8) The principle of private interpretation assumes too much concerning the competence in any Church age of exegetes to correctly interpret the text. As Church history moves on, history reveals the principles of exegesis once accepted are then questioned and either improved upon, or abandoned as problems arise. Such problems become apparent over long time periods, which indicate that the principle of private interpretation opens Christians in any generation to the vagaries of schools of thought on exegetical method, which can be influenced by false philosophies of the schools. Historical evidence against the application of private interpretation mitigates against its application within Protestantism.

9) The principle of private interpretation assumes too much authority for exegetes and a misplaced authority for scripture. The text does not grant exegetes authority, or theologians authority.

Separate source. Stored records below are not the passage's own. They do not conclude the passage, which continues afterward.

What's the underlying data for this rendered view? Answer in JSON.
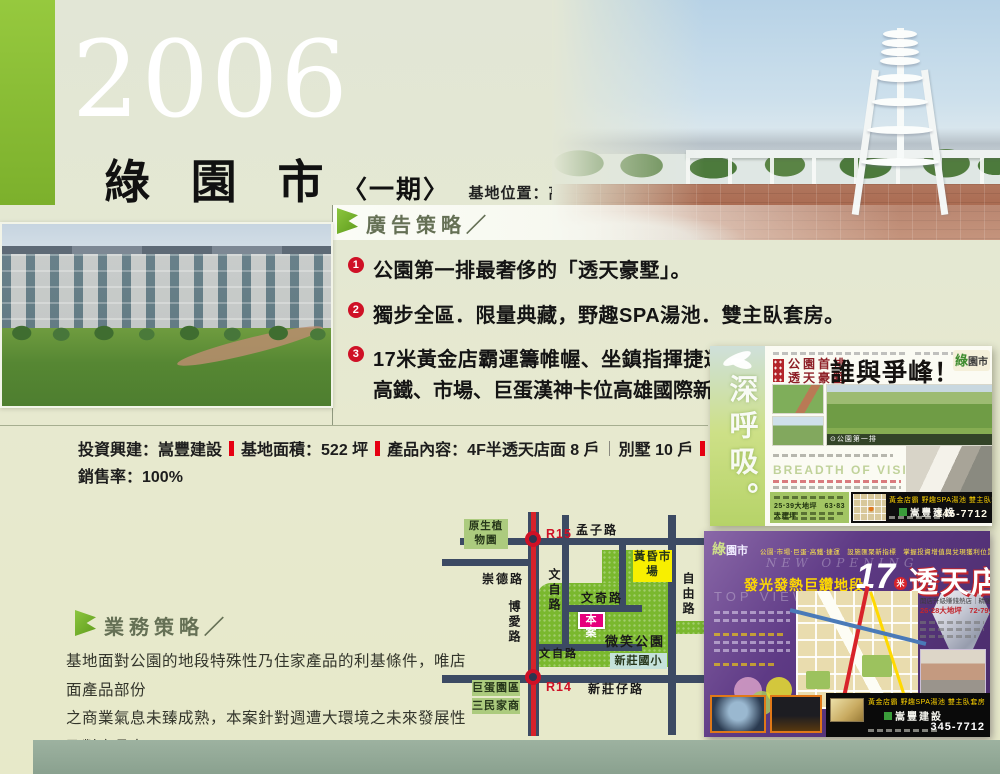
{
  "header": {
    "year": "2006",
    "project_name": "綠 園 市",
    "phase": "〈一期〉",
    "location": "基地位置：高雄市文奇路．文自路"
  },
  "ad_strategy": {
    "title": "廣告策略／",
    "bullets": [
      {
        "num": "1",
        "line1": "公園第一排最奢侈的「透天豪墅」。"
      },
      {
        "num": "2",
        "line1": "獨步全區．限量典藏，野趣SPA湯池．雙主臥套房。"
      },
      {
        "num": "3",
        "line1": "17米黃金店霸運籌帷幄、坐鎮指揮捷運、",
        "line2": "高鐵、市場、巨蛋漢神卡位高雄國際新都心。"
      }
    ]
  },
  "project_info": {
    "developer": "投資興建：嵩豐建設",
    "site_area": "基地面積：522 坪",
    "product": "產品內容：4F半透天店面 8 戶",
    "product2": "別墅 10 戶",
    "total_sales": "總銷金額：約 2.5 億",
    "sales_rate": "銷售率：100%"
  },
  "business_strategy": {
    "title": "業務策略／",
    "lines": [
      "基地面對公園的地段特殊性乃住家產品的利基條件，唯店面產品部份",
      "之商業氣息未臻成熟，本案針對週遭大環境之未來發展性及對產品力",
      "的強化包裝，以幹練的銷售手法達成本案的業績目標。"
    ]
  },
  "map": {
    "stations": {
      "r15": "R15",
      "r14": "R14"
    },
    "roads": {
      "mengzi": "孟子路",
      "chongde": "崇德路",
      "wenzi": "文自路",
      "wenqi": "文奇路",
      "boai": "博愛路",
      "ziyou": "自由路",
      "wenzi2": "文自路",
      "xinzhuangzai": "新莊仔路"
    },
    "places": {
      "botanic": "原生植物園",
      "market": "黃昏市場",
      "site": "本案",
      "park": "微笑公園",
      "school": "新莊國小",
      "dome": "巨蛋園區",
      "sanmin": "三民家商"
    }
  },
  "flyer1": {
    "vertical_slogan": "深呼吸。",
    "sub1": "公園首排",
    "sub2": "透天豪墅",
    "headline": "誰與爭峰！",
    "logo_green": "綠",
    "logo_rest": "園市",
    "photo_caption": "⊙公園第一排",
    "vision": "BREADTH OF VISION",
    "specs": "25‧39大地坪　63‧83大建坪",
    "bar_slogan": "黃金店霸 野趣SPA湯池 雙主臥套房",
    "builder": "嵩豐建設",
    "phone": "345-7712"
  },
  "flyer2": {
    "logo_green": "綠",
    "logo_rest": "園市",
    "top_line": "公園‧市場‧巨蛋‧高鐵‧捷運　設施匯聚新指標　掌握投資增值與兌現獲利位置！",
    "new_opening": "NEW OPENING",
    "headline_prefix": "發光發熱巨鑽地段",
    "headline_num": "17",
    "headline_mi": "米",
    "headline_main": "透天店",
    "top_view": "TOP VIEW",
    "right_title": "開店升級賺錢熱店｜精雕完工",
    "right_specs": "26‧28大地坪　72‧79大建坪",
    "bar_slogan": "黃金店霸 野趣SPA湯池 雙主臥套房",
    "builder": "嵩豐建設",
    "phone": "345-7712"
  }
}
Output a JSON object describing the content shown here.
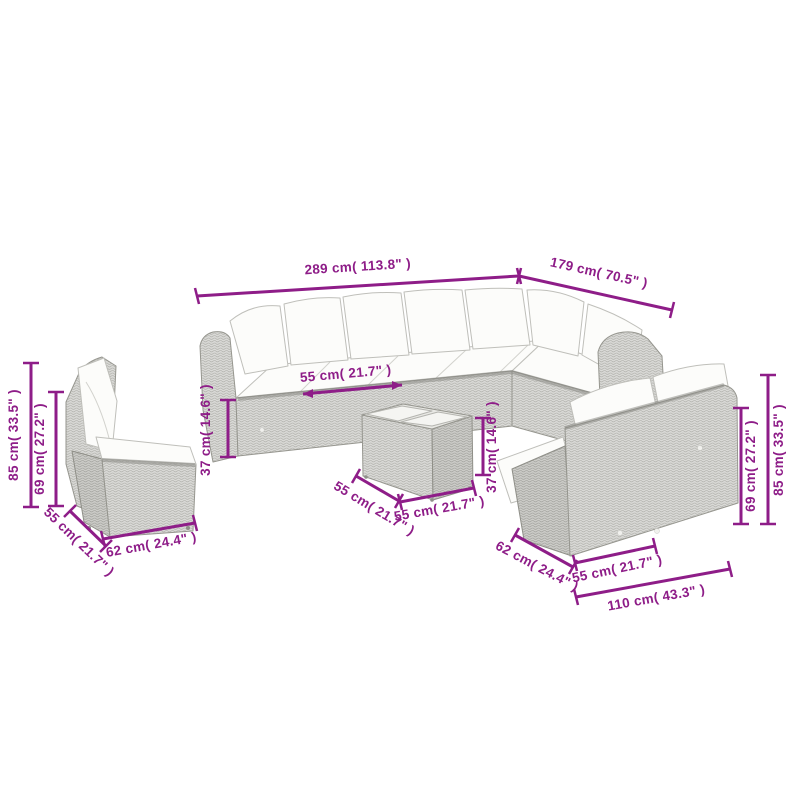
{
  "figure": {
    "kind": "product-dimension-diagram",
    "pieces": [
      "single-chair",
      "corner-sofa",
      "coffee-table",
      "two-seater-bench"
    ]
  },
  "colors": {
    "dimension": "#8e1d88",
    "wicker_light": "#dadad7",
    "wicker_shadow": "#ccccc8",
    "outline": "#96968f",
    "cushion": "#fcfcfa",
    "background": "#ffffff"
  },
  "dimensions": [
    {
      "id": "sofa-total-width",
      "text": "289 cm( 113.8\" )"
    },
    {
      "id": "sofa-total-depth",
      "text": "179 cm( 70.5\" )"
    },
    {
      "id": "chair-total-height",
      "text": "85 cm( 33.5\" )"
    },
    {
      "id": "chair-back-height",
      "text": "69 cm( 27.2\" )"
    },
    {
      "id": "chair-depth",
      "text": "55 cm( 21.7\" )"
    },
    {
      "id": "chair-width",
      "text": "62 cm( 24.4\" )"
    },
    {
      "id": "seat-width",
      "text": "55 cm( 21.7\" )"
    },
    {
      "id": "seat-height",
      "text": "37 cm( 14.6\" )"
    },
    {
      "id": "table-depth",
      "text": "55 cm( 21.7\" )"
    },
    {
      "id": "table-width",
      "text": "55 cm( 21.7\" )"
    },
    {
      "id": "table-height",
      "text": "37 cm( 14.6\" )"
    },
    {
      "id": "bench-depth",
      "text": "62 cm( 24.4\" )"
    },
    {
      "id": "bench-seat-width",
      "text": "55 cm( 21.7\" )"
    },
    {
      "id": "bench-total-width",
      "text": "110 cm( 43.3\" )"
    },
    {
      "id": "bench-back-height",
      "text": "69 cm( 27.2\" )"
    },
    {
      "id": "bench-total-height",
      "text": "85 cm( 33.5\" )"
    }
  ]
}
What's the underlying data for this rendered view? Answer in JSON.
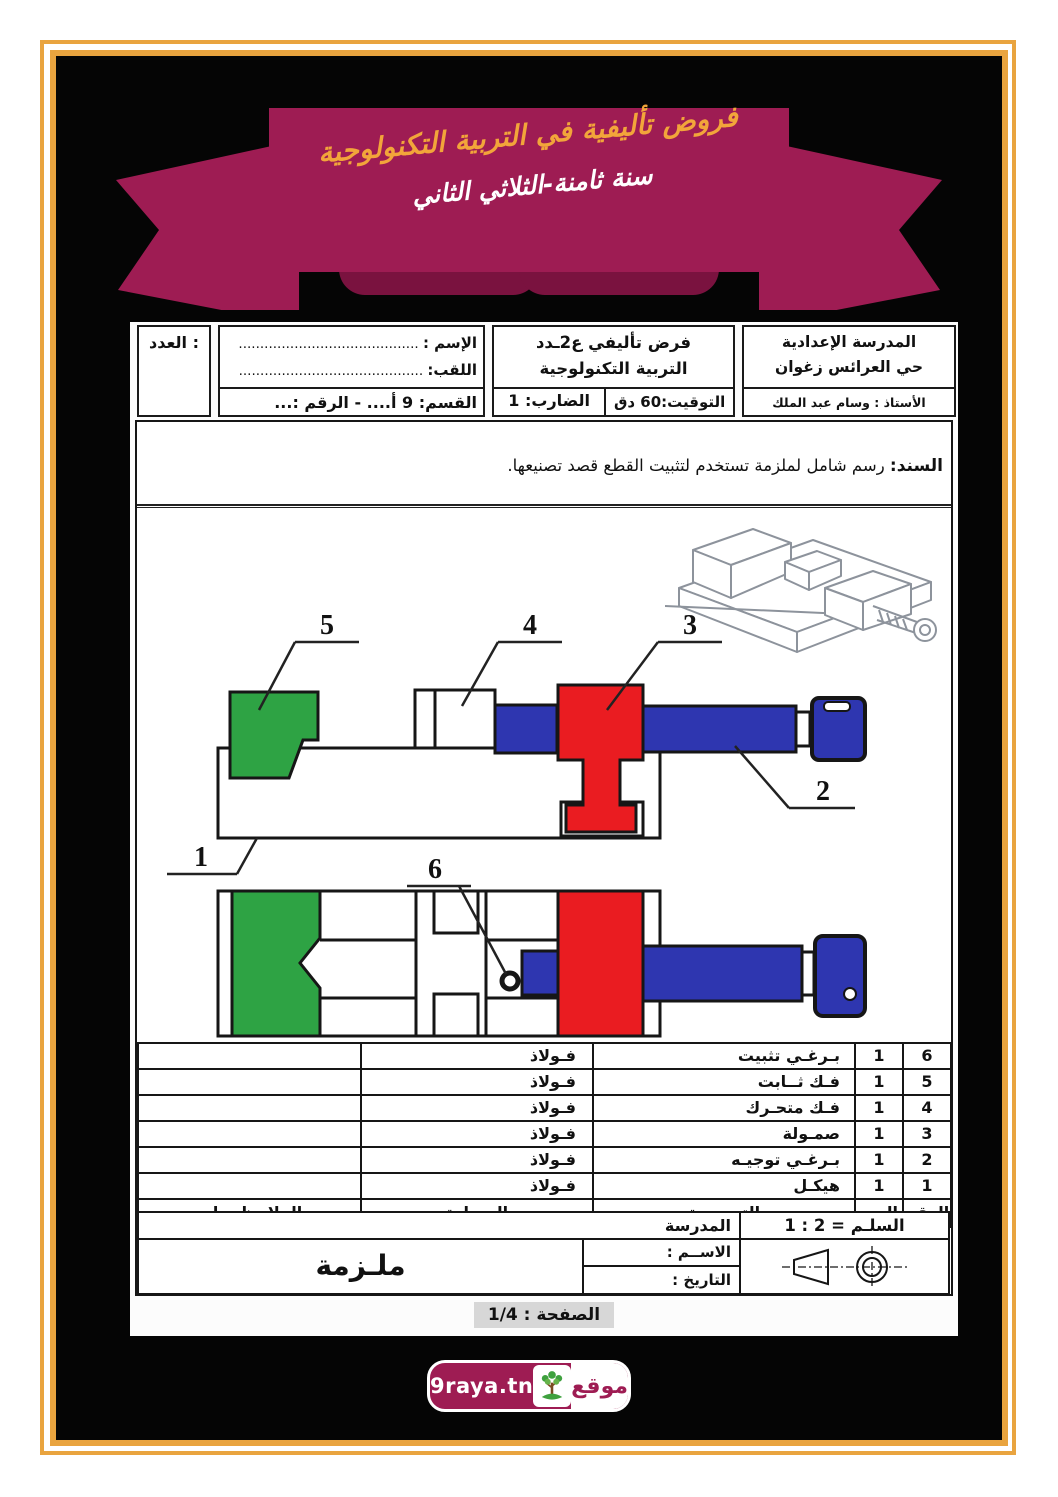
{
  "colors": {
    "frame_orange": "#E9A43F",
    "ribbon_maroon": "#9E1C53",
    "ribbon_fold": "#7A123F",
    "banner_orange": "#F2A53A",
    "part_green": "#2EA344",
    "part_red": "#EA1C21",
    "part_blue": "#2E36B0"
  },
  "banner": {
    "line1": "فروض تأليفية في التربية التكنولوجية",
    "line2": "سنة ثامنة-الثلاثي الثاني"
  },
  "header": {
    "grade_label": "العدد :",
    "student": {
      "name_label": "الإسم :",
      "name_dots": "..........................................",
      "surname_label": "اللقب:",
      "surname_dots": "...........................................",
      "class_line": "القسم: 9 أ.... - الرقم :..."
    },
    "exam": {
      "title1": "فرض تأليفي ع2ـدد",
      "title2": "التربية التكنولوجية",
      "timing": "التوقيت:60 دق",
      "coefficient": "الضارب: 1"
    },
    "school": {
      "line1": "المدرسة الإعدادية",
      "line2": "حي العرائس زغوان",
      "teacher": "الأستاذ : وسام عبد الملك"
    }
  },
  "support": {
    "label": "السند:",
    "text": "رسم شامل لملزمة تستخدم لتثبيت القطع قصد تصنيعها."
  },
  "figure": {
    "labels": {
      "l1": "1",
      "l2": "2",
      "l3": "3",
      "l4": "4",
      "l5": "5",
      "l6": "6"
    }
  },
  "parts_table": {
    "headers": {
      "num": "الرقم",
      "qty": "العدد",
      "name": "التسميــة",
      "material": "المـــادة",
      "notes": "الملاحظــــات"
    },
    "rows": [
      {
        "num": "6",
        "qty": "1",
        "name": "بـرغـي تثبيت",
        "material": "فـولاذ",
        "notes": ""
      },
      {
        "num": "5",
        "qty": "1",
        "name": "فـك ثــابت",
        "material": "فـولاذ",
        "notes": ""
      },
      {
        "num": "4",
        "qty": "1",
        "name": "فـك متحـرك",
        "material": "فـولاذ",
        "notes": ""
      },
      {
        "num": "3",
        "qty": "1",
        "name": "صمـولة",
        "material": "فـولاذ",
        "notes": ""
      },
      {
        "num": "2",
        "qty": "1",
        "name": "بـرغـي توجيـه",
        "material": "فـولاذ",
        "notes": ""
      },
      {
        "num": "1",
        "qty": "1",
        "name": "هيكـل",
        "material": "فـولاذ",
        "notes": ""
      }
    ]
  },
  "title_block": {
    "scale": "السلـم = 2 : 1",
    "school_label": "المدرسة",
    "name_label": "الاســم :",
    "date_label": "التاريخ :",
    "drawing_title": "ملـزمة"
  },
  "page_number": "الصفحة : 1/4",
  "logo": {
    "site": "9raya.tn",
    "word": "موقع"
  }
}
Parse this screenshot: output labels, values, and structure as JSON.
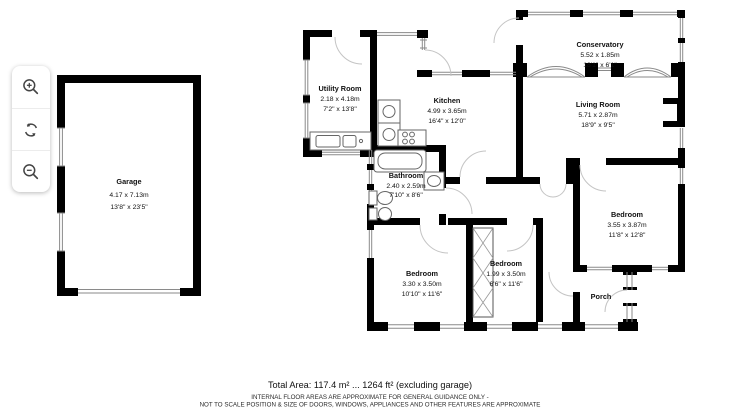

Nor does the text grant authority to the text apart from the Church as the covenant community with the powers to speak for God. Hence the principle of private interpretation assumes 1) a false authority for exegetes and theologians and 2) a false lack of authority for the Church.

10) The principle of private interpretation assumes too little authority within the church. For by private interpretation, the principle assumes there is no other corrective, or normative guide within the church to direct a Christian towards Christian doctrinal truth. The principle of private interpretation therefore falsely assumes no other equivalent or greater authority when there is abundant support within the text and church history that speaks of such authority within the church. In short, the principle of private interpretation seeks to apply the guidance of the Holy Spirit to individuals, but rejects that guidance to the Church proper to then speak prophetically to define dogmas of the faith.

11) The principle of private interpretation inevitably concludes to diversity of Christian doctrine and denominationalism. Yet denominationalism is not found in the NT scriptures. Hence the principle of private interpretation is false according to the principle contradicting scripture in practice.

12) The principle of private interpretation inevitably concludes to diversity of Christian doctrine and consequently to both fundamentalism and liberal indifferentism concerning Christian doctrine. Both are foreign to the text, and therefore the principle of private interpretation contradicts the scriptures in practice.

13) The principle of private interpretation is applied along with the principle that says unclear texts can be better understood by the clearer texts. Yet there is no guarantee that unclear texts can be better understood through clearer texts. In fact the application of clearer texts to unclear texts may only act to truncate and remove ambiguities deliberately placed by the Holy Spirit in unclear texts for His own reasons. The Holy Spirit is Lord of all, and therefore Lord of ambiguity, given for men’s salvation.

14) The principle of private interpretation has historically been behind many debates between Protestants on a multitude of doctrines. Yet there is no evidence within the text that debates are the means God has given the church to decide upon Christian doctrine. Hence the principle of private interpretation concludes to a false practice not taught in the scriptures.

For these any many other reasons, the principle of private interpretation is both helpful to understand the text, but when misapplied as we see it in Protestantism, is gravely deficient.